This is a big one - Facebook is rolling out a bunch of updates for business Pages in order to make it easier for local businesses in particular to maximize their exposure on the platform, and to utilize customer word of mouth more effectively.
First off, Facebook’s adding Recommendations to Pages, which will enable users to post a written review of your business, and can include text, photos and a new option - related business tags.
The new Recommendations will need to be at least 25 characters long (to make reviews more meaningful) and will be featured prominently on Pages.
And while adding the capacity to include direct recommendations, with images, is a big change, it’s the new tags which are likely to be the least understood, at least initially.
Essentially, Facebook’s tags work like hashtags for businesses, with suggested tags generated based on keywords from past recommendations, or they can be manually added in.
Facebook says that the tags will make it easier for users to understand what your business is known for, while they’ll also help Facebook categorize your business for related searches. For example, the data included in the new recommendations, including tags, will help ensure your business comes up when people use question posts, seeking business recommendations.
But Recommendations and tags could also be used against Pages – competing business might post fake reviews or false keywords for example. To counter this, Facebook will also give Pages the ability to report content in Recommendations which is “fraudulent, spam or paid for”.
You can read more info about the new Page tags here.
In addition to this, Facebook will also enable Pages to include a “prominently featured set of action buttons on Pages”, which will enable visitors to do things like book an appointment, order food, send a message or write a Recommendation in as few clicks as possible.
The action buttons will relate to the Page template you choose – if you haven’t yet chosen a Page template for your business, you can read more about what they are and how to use them here.
The buttons are aimed at optimizing the process for mobile devices, limiting the amount of actions require. Pages have had a prominent CTA button available for some time, but the new options expand on this, making it easier for users to take more specific actions direct from the feed.
Facebook’s also expanding the visibility of Page Stories to boost usage among brands. Pages have had access to their own variation of Facebook Stories since late last year, but now, users will be able to view your Page story by tapping on your Page profile photo.
The functionality is much the same as Instagram Stories, where you can tap on the profile avatar to activate a Story – it may not seemingly add much to Stories functionality for Pages, but it makes Stories a little easier for visitors to check out, which could prompt more brands to post them, particularly given they’re featured in such a prominent Page location.
In addition to these updates, Facebook’s also rolling out:
- Updated product and services listings – Pages will now be able to feature information like hours, price range, Recommendations or a restaurant menu more prominently on their Pages, while service businesses will be able to highlight new content “such as your most recent Events and Offers”.
- Selling event tickets – Facebook’s also making it easier for businesses to sell tickets for Events directly on their Facebook Pages with new ticketing integrations. Facebook’s also adding new event-specific ad options to make promotion easier.
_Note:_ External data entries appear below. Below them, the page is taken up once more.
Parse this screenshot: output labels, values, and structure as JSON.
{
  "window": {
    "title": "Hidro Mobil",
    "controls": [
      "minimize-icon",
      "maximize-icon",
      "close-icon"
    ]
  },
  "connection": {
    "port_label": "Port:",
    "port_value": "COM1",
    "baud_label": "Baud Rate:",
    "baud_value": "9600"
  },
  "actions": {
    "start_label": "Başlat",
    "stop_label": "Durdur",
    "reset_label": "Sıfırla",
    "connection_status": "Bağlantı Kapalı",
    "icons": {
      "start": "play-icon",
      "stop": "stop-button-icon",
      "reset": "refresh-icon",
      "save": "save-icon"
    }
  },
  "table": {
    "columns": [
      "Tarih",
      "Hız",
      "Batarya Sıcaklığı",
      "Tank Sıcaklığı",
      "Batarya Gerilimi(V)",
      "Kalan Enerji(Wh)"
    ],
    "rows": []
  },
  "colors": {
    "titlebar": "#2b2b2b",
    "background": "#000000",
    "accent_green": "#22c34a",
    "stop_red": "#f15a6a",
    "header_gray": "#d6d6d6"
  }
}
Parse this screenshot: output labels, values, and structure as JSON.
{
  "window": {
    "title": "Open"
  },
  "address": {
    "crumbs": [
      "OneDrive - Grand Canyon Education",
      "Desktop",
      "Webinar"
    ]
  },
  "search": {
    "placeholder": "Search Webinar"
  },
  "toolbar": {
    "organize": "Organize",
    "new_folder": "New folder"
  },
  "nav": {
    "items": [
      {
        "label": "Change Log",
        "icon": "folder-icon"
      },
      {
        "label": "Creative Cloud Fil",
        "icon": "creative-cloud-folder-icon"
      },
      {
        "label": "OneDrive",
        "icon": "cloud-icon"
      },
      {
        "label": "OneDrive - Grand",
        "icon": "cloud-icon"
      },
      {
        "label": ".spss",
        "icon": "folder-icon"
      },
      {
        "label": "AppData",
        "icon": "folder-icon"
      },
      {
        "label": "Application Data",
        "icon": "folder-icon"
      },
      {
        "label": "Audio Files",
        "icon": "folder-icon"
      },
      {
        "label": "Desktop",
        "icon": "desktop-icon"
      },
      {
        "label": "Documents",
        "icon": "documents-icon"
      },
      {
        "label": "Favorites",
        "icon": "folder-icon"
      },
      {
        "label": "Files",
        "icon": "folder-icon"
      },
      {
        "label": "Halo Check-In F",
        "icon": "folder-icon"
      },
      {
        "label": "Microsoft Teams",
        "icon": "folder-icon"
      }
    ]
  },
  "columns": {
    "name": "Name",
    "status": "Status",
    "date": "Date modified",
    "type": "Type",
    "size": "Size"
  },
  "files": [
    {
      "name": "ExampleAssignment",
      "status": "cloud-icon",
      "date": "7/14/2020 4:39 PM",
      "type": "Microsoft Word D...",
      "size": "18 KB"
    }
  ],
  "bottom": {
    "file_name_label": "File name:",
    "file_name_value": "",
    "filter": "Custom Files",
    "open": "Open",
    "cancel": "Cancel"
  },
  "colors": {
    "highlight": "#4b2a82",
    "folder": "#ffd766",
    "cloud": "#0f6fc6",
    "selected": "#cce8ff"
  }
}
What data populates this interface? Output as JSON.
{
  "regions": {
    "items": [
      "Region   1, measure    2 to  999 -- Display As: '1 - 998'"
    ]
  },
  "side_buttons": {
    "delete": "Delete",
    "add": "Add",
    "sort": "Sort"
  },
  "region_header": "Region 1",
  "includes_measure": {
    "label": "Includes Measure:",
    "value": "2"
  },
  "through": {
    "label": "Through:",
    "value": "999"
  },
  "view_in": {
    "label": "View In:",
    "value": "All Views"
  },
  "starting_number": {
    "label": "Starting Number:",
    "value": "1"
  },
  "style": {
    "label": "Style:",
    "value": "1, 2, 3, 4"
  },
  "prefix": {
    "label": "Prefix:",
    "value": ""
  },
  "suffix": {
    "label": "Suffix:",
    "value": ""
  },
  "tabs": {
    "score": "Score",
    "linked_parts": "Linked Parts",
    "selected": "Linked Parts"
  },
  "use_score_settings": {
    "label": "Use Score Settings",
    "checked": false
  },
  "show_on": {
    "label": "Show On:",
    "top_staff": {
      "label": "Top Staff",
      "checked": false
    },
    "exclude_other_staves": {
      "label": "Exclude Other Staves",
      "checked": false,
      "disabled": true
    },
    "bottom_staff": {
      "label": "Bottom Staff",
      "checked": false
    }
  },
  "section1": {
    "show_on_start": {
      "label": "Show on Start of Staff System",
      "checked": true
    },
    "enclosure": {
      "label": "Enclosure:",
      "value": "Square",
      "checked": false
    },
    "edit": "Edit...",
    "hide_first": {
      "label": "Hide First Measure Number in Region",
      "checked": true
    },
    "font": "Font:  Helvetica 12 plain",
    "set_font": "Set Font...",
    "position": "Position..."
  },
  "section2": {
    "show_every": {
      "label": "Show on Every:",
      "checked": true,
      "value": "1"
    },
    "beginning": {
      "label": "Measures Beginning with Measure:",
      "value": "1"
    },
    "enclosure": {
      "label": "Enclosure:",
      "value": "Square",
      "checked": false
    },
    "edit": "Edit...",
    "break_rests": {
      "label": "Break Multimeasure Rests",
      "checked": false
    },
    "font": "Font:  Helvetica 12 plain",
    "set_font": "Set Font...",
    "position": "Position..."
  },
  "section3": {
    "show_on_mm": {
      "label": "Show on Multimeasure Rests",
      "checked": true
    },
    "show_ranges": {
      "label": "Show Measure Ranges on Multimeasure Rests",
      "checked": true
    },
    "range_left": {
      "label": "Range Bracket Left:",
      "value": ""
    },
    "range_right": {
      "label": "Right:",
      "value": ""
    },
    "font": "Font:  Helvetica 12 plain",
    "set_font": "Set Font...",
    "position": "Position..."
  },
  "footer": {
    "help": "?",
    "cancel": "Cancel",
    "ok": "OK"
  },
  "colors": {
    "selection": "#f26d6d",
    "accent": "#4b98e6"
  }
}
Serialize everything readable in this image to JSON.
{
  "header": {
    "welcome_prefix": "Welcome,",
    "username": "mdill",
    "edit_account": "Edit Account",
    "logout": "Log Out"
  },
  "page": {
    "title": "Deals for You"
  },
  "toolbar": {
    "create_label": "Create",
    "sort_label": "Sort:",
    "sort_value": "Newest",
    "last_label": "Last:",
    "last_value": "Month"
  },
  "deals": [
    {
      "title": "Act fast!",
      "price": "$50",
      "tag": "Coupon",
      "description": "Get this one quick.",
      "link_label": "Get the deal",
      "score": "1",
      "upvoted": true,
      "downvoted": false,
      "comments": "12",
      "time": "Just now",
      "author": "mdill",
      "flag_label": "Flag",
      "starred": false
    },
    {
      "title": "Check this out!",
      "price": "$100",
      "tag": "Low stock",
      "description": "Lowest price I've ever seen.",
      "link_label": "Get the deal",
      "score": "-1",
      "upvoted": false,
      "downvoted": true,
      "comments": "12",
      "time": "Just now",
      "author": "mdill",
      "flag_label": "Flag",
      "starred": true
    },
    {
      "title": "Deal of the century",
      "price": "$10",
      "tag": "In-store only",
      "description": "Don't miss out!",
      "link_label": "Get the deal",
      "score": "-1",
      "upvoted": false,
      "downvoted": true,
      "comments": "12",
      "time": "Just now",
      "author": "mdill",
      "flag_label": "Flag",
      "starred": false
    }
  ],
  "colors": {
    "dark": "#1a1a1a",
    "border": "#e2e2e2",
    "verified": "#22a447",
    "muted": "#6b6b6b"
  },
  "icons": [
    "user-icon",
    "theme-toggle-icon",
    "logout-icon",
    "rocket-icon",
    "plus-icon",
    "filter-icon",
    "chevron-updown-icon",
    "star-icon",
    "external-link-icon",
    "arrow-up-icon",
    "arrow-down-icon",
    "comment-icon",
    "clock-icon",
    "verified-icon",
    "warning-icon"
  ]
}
- Expanding job listings to all regions – And lastly, Facebook’s expanding its Page job listings to all people and businesses across the world. Facebook first opened job listings to North American businesses last year, and expanded them to more regions back in March. The option will be available on all Pages, globally, “within the next few months”.
There’s a lot to take in, a lot of new options to consider, and we won’t know the specific benefits of each element for some time, till we’ve had a chance to review what they all mean and how they contribute to growing traffic. Indeed, it’s difficult to even provide any estimate of just how beneficial Facebook’s new tools will be, particularly considering that Facebook has squeezed Page reach so much that it’s hard to get any traction at all on The Social Network.
Given Facebook’s past actions on this front, Pages might also be hesitant to invest too much time in implementing such new tools, knowing that Facebook could reduce reach even further in future – but as Facebook notes:
“80 million businesses rely on Facebook to maintain an online presence, communicate with customers and drive transactions”
Even with reach limitations, it’s hard to deny the benefits of Facebook for business, and The Social Network is embarking on various initiatives to help small businesses, in particular, make better use of their platform.
Given that focus, on helping improve community benefit, it wouldn’t make a heap of sense for Facebook to then turn around and reduce reach even further. But then again, that seems to have been Facebook’s pattern thus far, increasing reliance on Pages, then reducing reach, pushing brands to paid promotion options.
Either way you look at it, having a Facebook profile is a must for many brands, and with research also showing that Facebook is also now one of the most used web browser options in the US, facilitating a huge, and growing, amount of discovery activity, it likely remains a must for many local businesses in particular.
Worth considering how you can implement these new tools for your brand benefit.